30/04/2026
In a world shaped by supply chain fragility, food insecurity, and energy volatility, one message came through clearly in this morning’s discussion with Premier Scott Moe: Canada—and particularly Saskatchewan—is not selling commodities. It is offering trust.
The Canadian Chamber of Commerce in Laos joined the Canadian Chambers of the Indo Pacific , alongside Chambers across the region and with our Canadian Ambassador to Laos listening in, for an important discussion on trade, investment, and long-term partnership.
This builds on the recent CCIP MoU virtual signing with Prime Minister Mark Carney, where 21 Canadian Chambers across the Indo-Pacific came together to strengthen Canada’s Indo-Pacific Strategy and regional trade relationships.
With supply chains reaching more than 160 countries and over $50 billion annually in trade, Saskatchewan’s role in global food and energy security was front and centre. The message was clear: Canada has what the world needs—sustainable, ethical, and reliable food and energy.
Premier Moe emphasized that while trade agreements matter, strong trade relationships are built person to person. Trust, reliability, and consistency create lasting partnerships.
We discussed regulations, procurement systems, and reducing interprovincial trade barriers—the foundational work needed for stronger international trade pathways.

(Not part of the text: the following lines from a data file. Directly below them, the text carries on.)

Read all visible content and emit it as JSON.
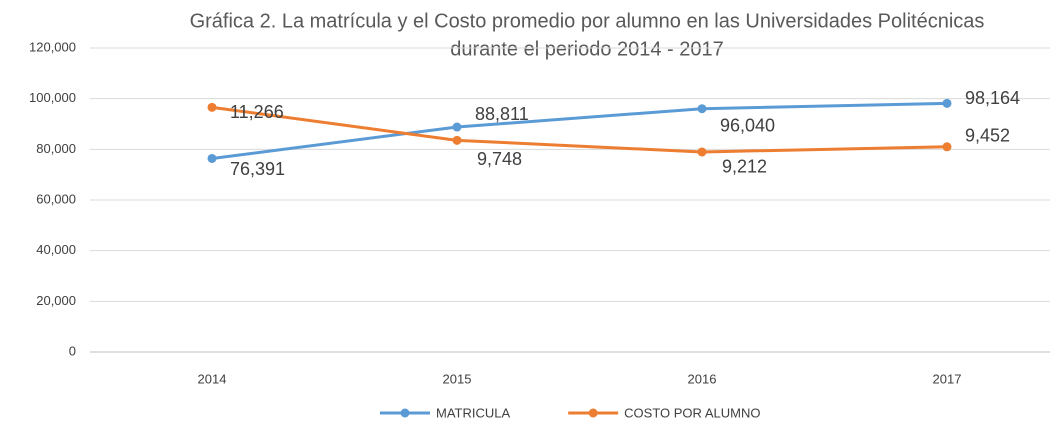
{
  "chart_data": {
    "type": "line",
    "title": "Gráfica 2. La matrícula y el Costo promedio por alumno en las Universidades Politécnicas",
    "subtitle": "durante el periodo 2014 - 2017",
    "categories": [
      "2014",
      "2015",
      "2016",
      "2017"
    ],
    "series": [
      {
        "name": "MATRICULA",
        "color": "#5b9bd5",
        "values": [
          76391,
          88811,
          96040,
          98164
        ],
        "value_labels": [
          "76,391",
          "88,811",
          "96,040",
          "98,164"
        ]
      },
      {
        "name": "COSTO POR ALUMNO",
        "color": "#ed7d31",
        "axis": "y2",
        "values": [
          11266,
          9748,
          9212,
          9452
        ],
        "value_labels": [
          "11,266",
          "9,748",
          "9,212",
          "9,452"
        ]
      }
    ],
    "ylim": [
      0,
      120000
    ],
    "yticks": [
      0,
      {
        "value": 20000,
        "label": "20,000"
      },
      {
        "value": 40000,
        "label": "40,000"
      },
      {
        "value": 60000,
        "label": "60,000"
      },
      {
        "value": 80000,
        "label": "80,000"
      },
      {
        "value": 100000,
        "label": "100,000"
      },
      {
        "value": 120000,
        "label": "120,000"
      }
    ],
    "y2lim": [
      0,
      14000
    ],
    "grid": true,
    "legend": "bottom"
  }
}
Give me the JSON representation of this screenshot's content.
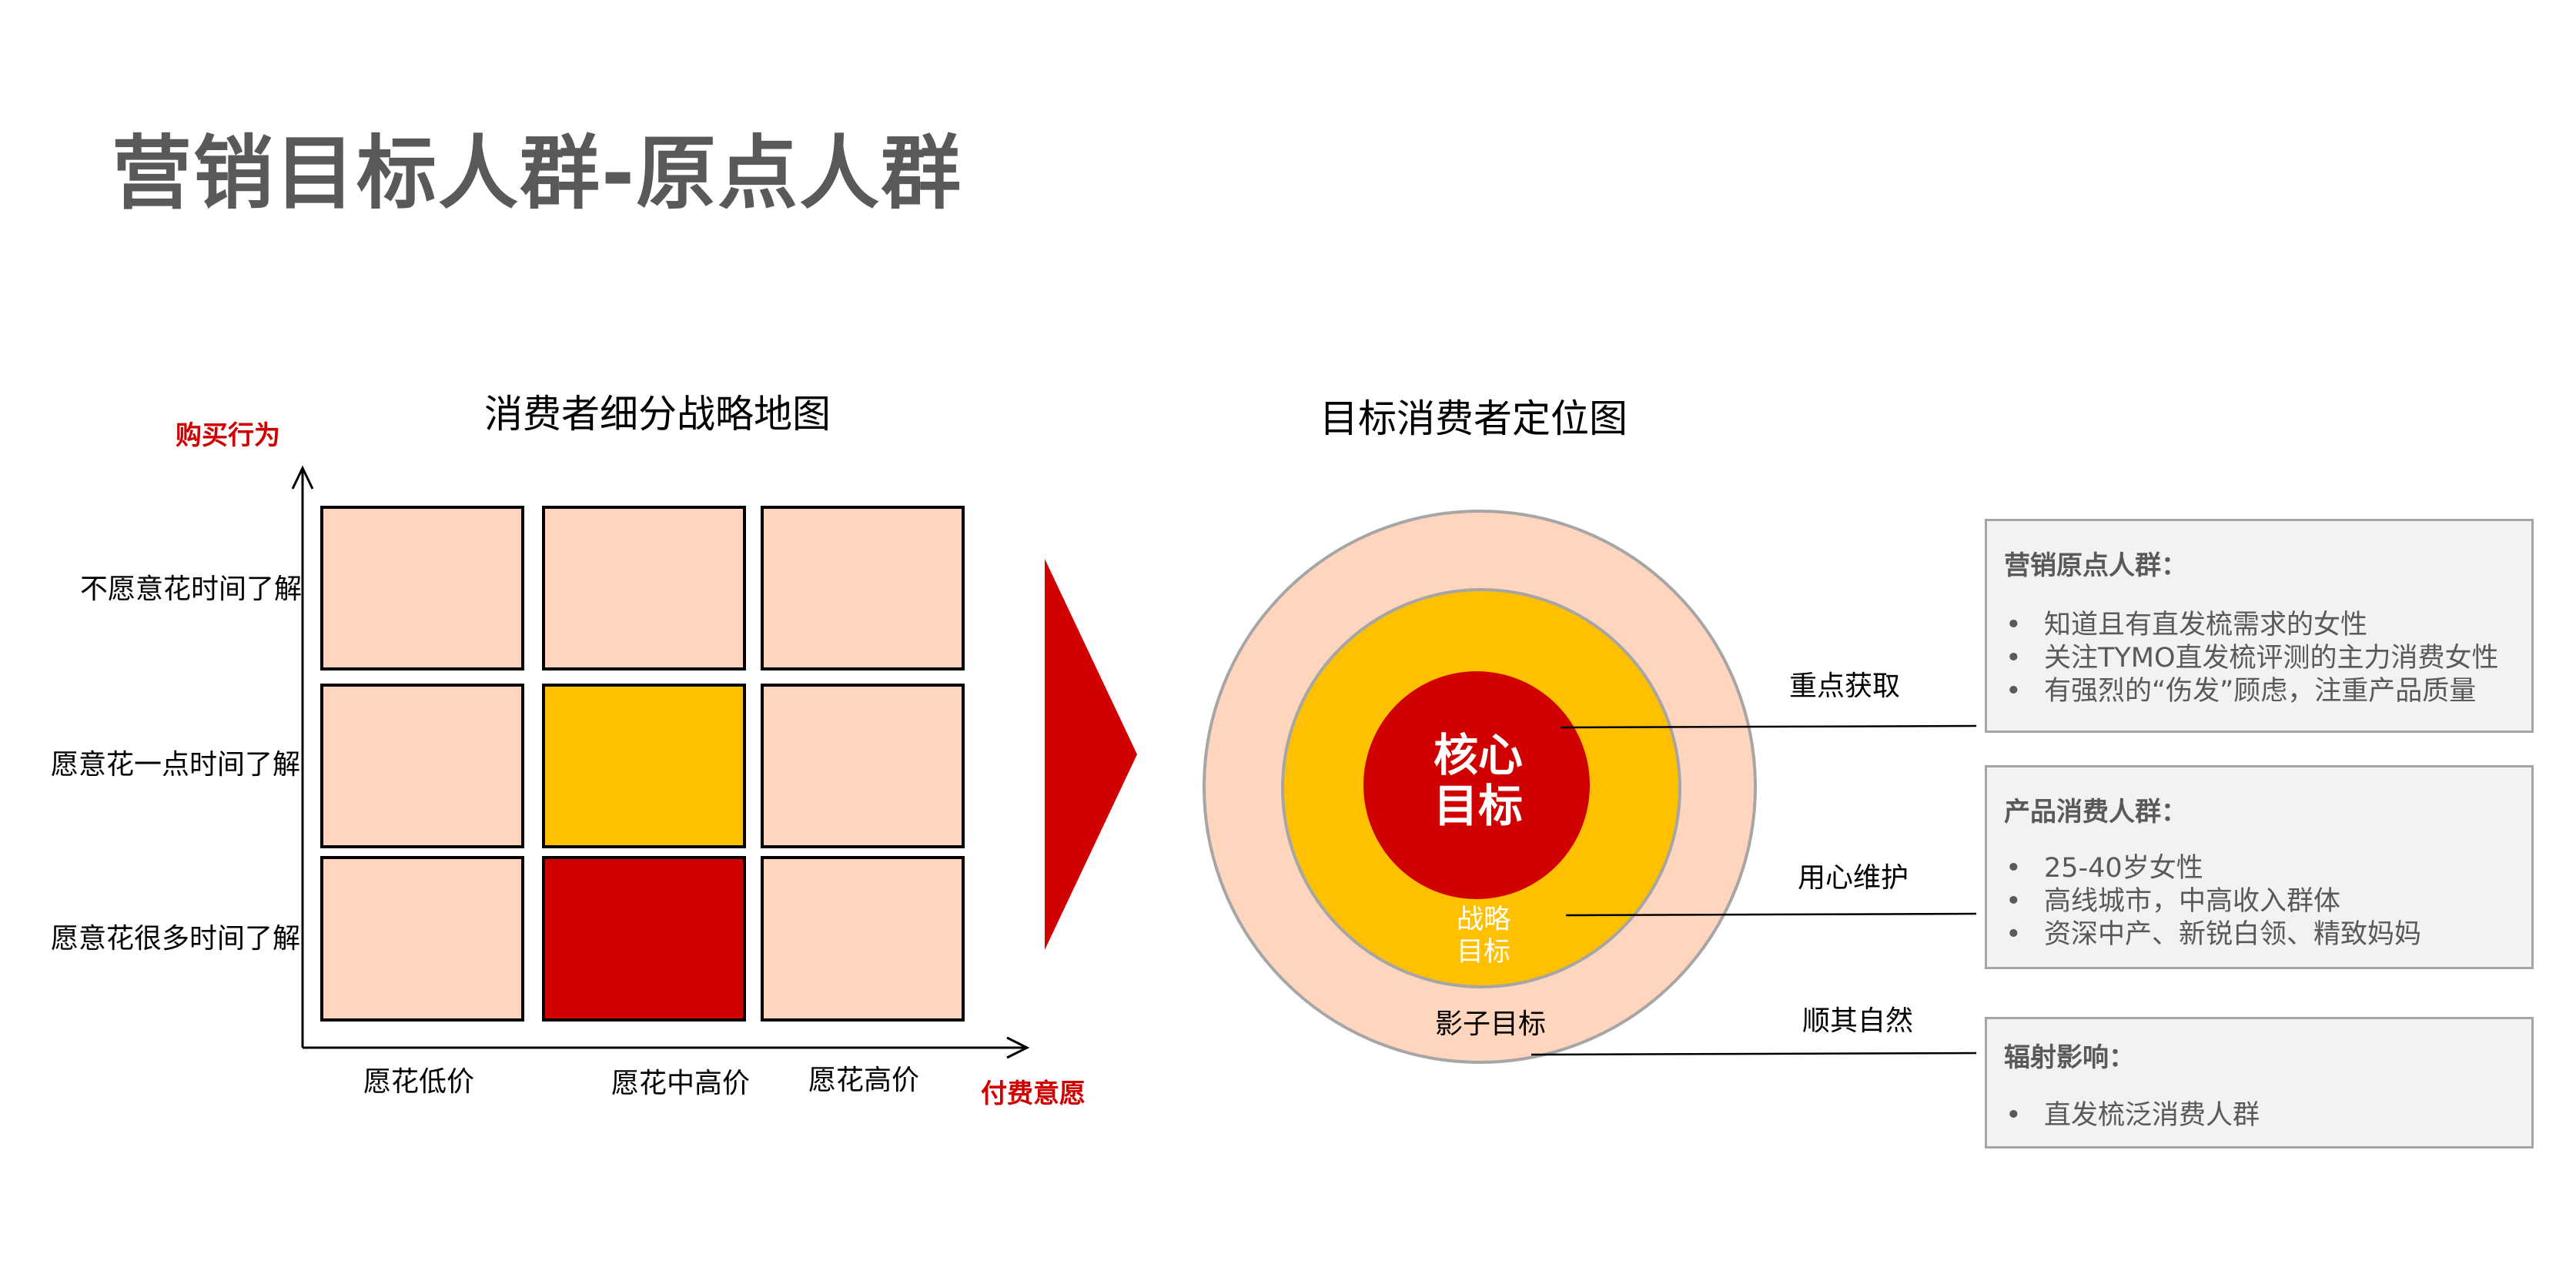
{
  "title": "营销目标人群-原点人群",
  "left_chart": {
    "title": "消费者细分战略地图",
    "y_axis_label": "购买行为",
    "x_axis_label": "付费意愿",
    "rows": [
      "不愿意花时间了解",
      "愿意花一点时间了解",
      "愿意花很多时间了解"
    ],
    "columns": [
      "愿花低价",
      "愿花中高价",
      "愿花高价"
    ],
    "highlight": {
      "core": "愿意花很多时间了解 × 愿花中高价",
      "strategic": "愿意花一点时间了解 × 愿花中高价"
    }
  },
  "right_chart": {
    "title": "目标消费者定位图",
    "rings": {
      "core": "核心目标",
      "core_line1": "核心",
      "core_line2": "目标",
      "strategic_line1": "战略",
      "strategic_line2": "目标",
      "shadow": "影子目标"
    },
    "actions": [
      "重点获取",
      "用心维护",
      "顺其自然"
    ],
    "boxes": [
      {
        "heading": "营销原点人群：",
        "bullets": [
          "知道且有直发梳需求的女性",
          "关注TYMO直发梳评测的主力消费女性",
          "有强烈的“伤发”顾虑，注重产品质量"
        ]
      },
      {
        "heading": "产品消费人群：",
        "bullets": [
          "25-40岁女性",
          "高线城市，中高收入群体",
          "资深中产、新锐白领、精致妈妈"
        ]
      },
      {
        "heading": "辐射影响：",
        "bullets": [
          "直发梳泛消费人群"
        ]
      }
    ]
  },
  "colors": {
    "light": "#ffd5be",
    "strategic": "#ffc000",
    "core": "#d00000",
    "title": "#595959",
    "box_bg": "#f2f2f2"
  },
  "bullet_char": "•"
}
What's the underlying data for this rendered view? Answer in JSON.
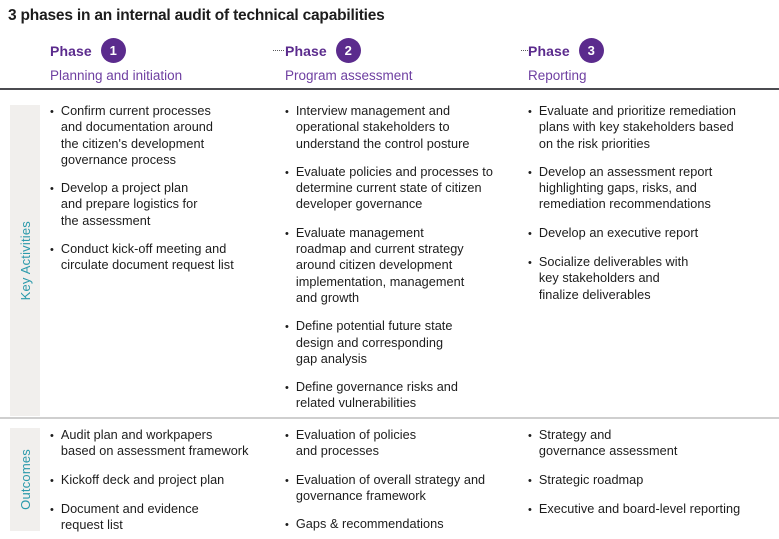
{
  "title": "3 phases in an internal audit of technical capabilities",
  "phases": [
    {
      "label": "Phase",
      "number": "1",
      "subtitle": "Planning and initiation"
    },
    {
      "label": "Phase",
      "number": "2",
      "subtitle": "Program assessment"
    },
    {
      "label": "Phase",
      "number": "3",
      "subtitle": "Reporting"
    }
  ],
  "sections": [
    {
      "label": "Key Activities",
      "columns": [
        [
          "Confirm current processes\nand documentation around\nthe citizen's development\ngovernance process",
          "Develop a project plan\nand prepare logistics for\nthe assessment",
          "Conduct kick-off meeting and\ncirculate document request list"
        ],
        [
          "Interview management and\noperational stakeholders to\nunderstand the control posture",
          "Evaluate policies and processes to\ndetermine current state of citizen\ndeveloper governance",
          "Evaluate management\nroadmap and current strategy\naround citizen development\nimplementation, management\nand growth",
          "Define potential future state\ndesign and corresponding\ngap analysis",
          "Define governance risks and\nrelated vulnerabilities"
        ],
        [
          "Evaluate and prioritize remediation\nplans with key stakeholders based\non the risk priorities",
          "Develop an assessment report\nhighlighting gaps, risks, and\nremediation recommendations",
          "Develop an executive report",
          "Socialize deliverables with\nkey stakeholders and\nfinalize deliverables"
        ]
      ]
    },
    {
      "label": "Outcomes",
      "columns": [
        [
          "Audit plan and workpapers\nbased on assessment framework",
          "Kickoff deck and project plan",
          "Document and evidence\nrequest list"
        ],
        [
          "Evaluation of policies\nand processes",
          "Evaluation of overall strategy and\ngovernance framework",
          "Gaps & recommendations"
        ],
        [
          "Strategy and\ngovernance assessment",
          "Strategic roadmap",
          "Executive and board-level reporting"
        ]
      ]
    }
  ],
  "bullet_glyph": "•",
  "colors": {
    "purple": "#5b2b8d",
    "purple_light": "#6e3fa1",
    "teal": "#2b9aab",
    "strip_bg": "#f1efed",
    "divider_dark": "#4b4b50",
    "divider_light": "#cfcfcf",
    "text": "#1c1c1c",
    "dotted_line": "#59595c",
    "background": "#ffffff"
  }
}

Saskatchewan’s priorities remain clear: permanent trade offices, labour attraction, food and energy exports, and long-term market development. In a world of geopolitical uncertainty, trusted partnerships matter more than ever.
There was valuable discussion around joint ventures, R&D collaboration, and food security—particularly in agronomic advances, sustainable agriculture, and food innovation.
The Crop Development Centre was highlighted as a global leader, alongside Saskatchewan’s ambition to move beyond raw commodity exports and become a major ingredient supplier. With roughly 40% of Canadian agriculture coming from Saskatchewan, the focus is increasingly on higher-value exports.
Energy remains central: expanding capacity, pipelines, investment attraction, oil production, uranium, critical minerals, and partnerships like Cameco’s work with India. Carbon capture and storage were also key topics.
Innovation and adaptability were recurring themes, including Saskatchewan’s move into AI. Government can open doors; the private sector creates momentum.
Questions came from Chambers in Thailand, Shanghai, India, and Mongolia, covering Indigenous participation in mining, zero-till agriculture, and regional energy cooperation.
Premier Moe was generous with his time, and the discussion was practical, forward-looking, and grounded in real opportunity.
The countries and companies that show up consistently—who build trust before they need it—will shape the next decade of global trade.